Sunday, October 25, 2009

The Hopkins Oncologist

As mentioned earlier, on Thursday we traveled to the cancer center at Johns Hopkins in Baltimore. From Avondale, by the time you struggle your way into town and into a space in the cramped parking garage underneath the Weinberg Building, it’s a good hour and forty minutes. When we emerged onto the main floor of the center, at around 2:15 P.M., the place was a beehive of activity. It’s obvious that a lot of cancer is being treated here. I was told to arrive an hour before my 3:30 appointment, so that I would have plenty of time for the first-time registration process. That accomplished, we were directed to a reception area in which a large number of people were awaiting their appointments. I feared a long wait; we were early, and my experience has been that, for a 3:30 appointment with an oncologist, you never get called as early as 3:30.

Image my surprise, then, when I was called for at 3:10 P.M. We spent the next 90 minutes with the person that I will henceforth identify as “the Hopkins oncologist”, to distinguish him from “the Christiana oncologist” (or just “the oncologist”).

The first thing that became apparent was that there had been some miscommunication between the staffs of these two oncologists. Although I had been told earlier that the Hopkins oncologist had obtained from the Christiana oncologist everything necessary for an initial consultation on my case, that was in fact not quite true; some, but not all, of the necessary material had made the jump in time. It was therefore necessary for me to recite once again the short version of the story of my ordeal up until now. Then, after asking me a series of clarifying questions, the Hopkins oncologist launched into his pitch.

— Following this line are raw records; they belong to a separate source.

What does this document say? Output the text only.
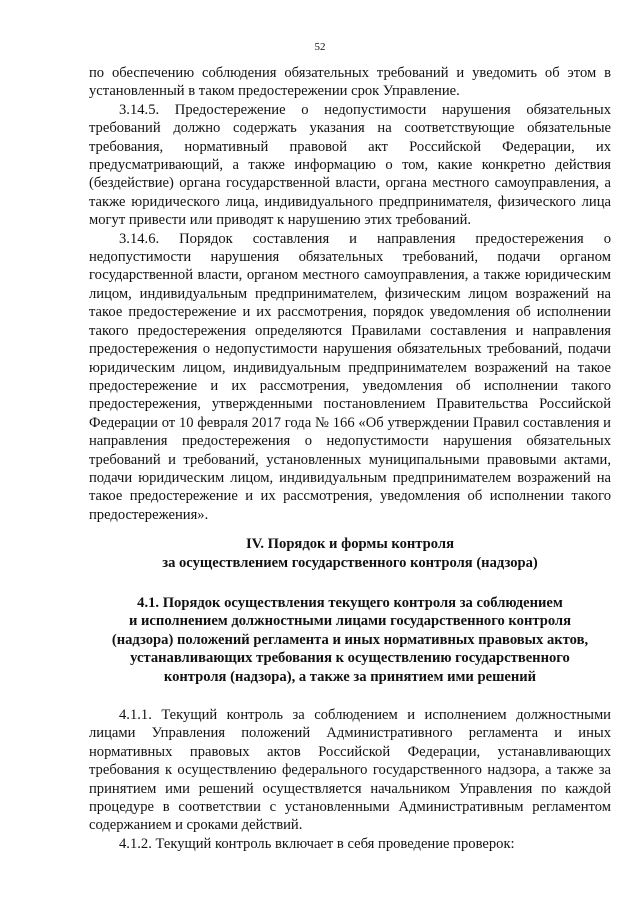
52

по обеспечению соблюдения обязательных требований и уведомить об этом в установленный в таком предостережении срок Управление.

3.14.5. Предостережение о недопустимости нарушения обязательных требований должно содержать указания на соответствующие обязательные требования, нормативный правовой акт Российской Федерации, их предусматривающий, а также информацию о том, какие конкретно действия (бездействие) органа государственной власти, органа местного самоуправления, а также юридического лица, индивидуального предпринимателя, физического лица могут привести или приводят к нарушению этих требований.

3.14.6. Порядок составления и направления предостережения о недопустимости нарушения обязательных требований, подачи органом государственной власти, органом местного самоуправления, а также юридическим лицом, индивидуальным предпринимателем, физическим лицом возражений на такое предостережение и их рассмотрения, порядок уведомления об исполнении такого предостережения определяются Правилами составления и направления предостережения о недопустимости нарушения обязательных требований, подачи юридическим лицом, индивидуальным предпринимателем возражений на такое предостережение и их рассмотрения, уведомления об исполнении такого предостережения, утвержденными постановлением Правительства Российской Федерации от 10 февраля 2017 года № 166 «Об утверждении Правил составления и направления предостережения о недопустимости нарушения обязательных требований и требований, установленных муниципальными правовыми актами, подачи юридическим лицом, индивидуальным предпринимателем возражений на такое предостережение и их рассмотрения, уведомления об исполнении такого предостережения».

IV. Порядок и формы контроля
за осуществлением государственного контроля (надзора)
4.1. Порядок осуществления текущего контроля за соблюдением
и исполнением должностными лицами государственного контроля
(надзора) положений регламента и иных нормативных правовых актов,
устанавливающих требования к осуществлению государственного
контроля (надзора), а также за принятием ими решений

4.1.1. Текущий контроль за соблюдением и исполнением должностными лицами Управления положений Административного регламента и иных нормативных правовых актов Российской Федерации, устанавливающих требования к осуществлению федерального государственного надзора, а также за принятием ими решений осуществляется начальником Управления по каждой процедуре в соответствии с установленными Административным регламентом содержанием и сроками действий.

4.1.2. Текущий контроль включает в себя проведение проверок:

The Hopkins oncologist’s team does almost 300 stem cell transplants each year. It is just about as much a routine as such a complex process can be. But every case follows its own course, since every patient reacts uniquely to the chemotherapy drugs, encounters different difficulties in the recovery phase, and so on. But then he said something that I was really not expecting:

“We really don’t have good evidence that the high-dose chemotherapy provides any additional benefit”.

Huh?

He explained himself by showing me graphical representations of the survival data collected as a part of the original long-range studies comparing high-dose with low-dose chemotherapy treatments for hematological cancers. These showed a clear advantage for high-dose chemotherapy. “But these studies were done in the early 1990’s, with the chemotherapy drugs in use twenty years ago. The drugs we use now are completely different – much better. There is no way to know if high-dose chemotherapy would still compare so favorably with the low-dose. No one is going to repeat these studies anytime soon. They are very expensive to do. But this is the only evidence we have, so we have no choice but to continue to recommend stem cell transplant for patients like you.”

And by extension, I have no choice but to undergo stem cell transplant, unless I am happy with the idea of being a one-man control group. So much for the facile assurances that we would save many billions of dollars, if only physicians could be prevailed upon to practice “evidence-based medicine”, thus eliminating “unnecessary” treatments.

If I decide to go ahead with stem cell transplant at Hopkins, I would be assigned a case coordinator, who would handle all of the logistics leading up to the beginning of treatment. It would take about a month to get everything lined up (getting insurance approvals, making short-term housing arrangements, scheduling lab and clinic times, etc.); meanwhile, I would continue the low-dose chemotherapy regimen. When asked whether I should go ahead with the outpatient physical therapy, which would of course have to be interrupted for the transplant, the Hopkins oncologist answered in the affirmative: “You want to be as strong as possible for this”. And as fat as possible; this is one of those rare cases in which fat people do better than thin people.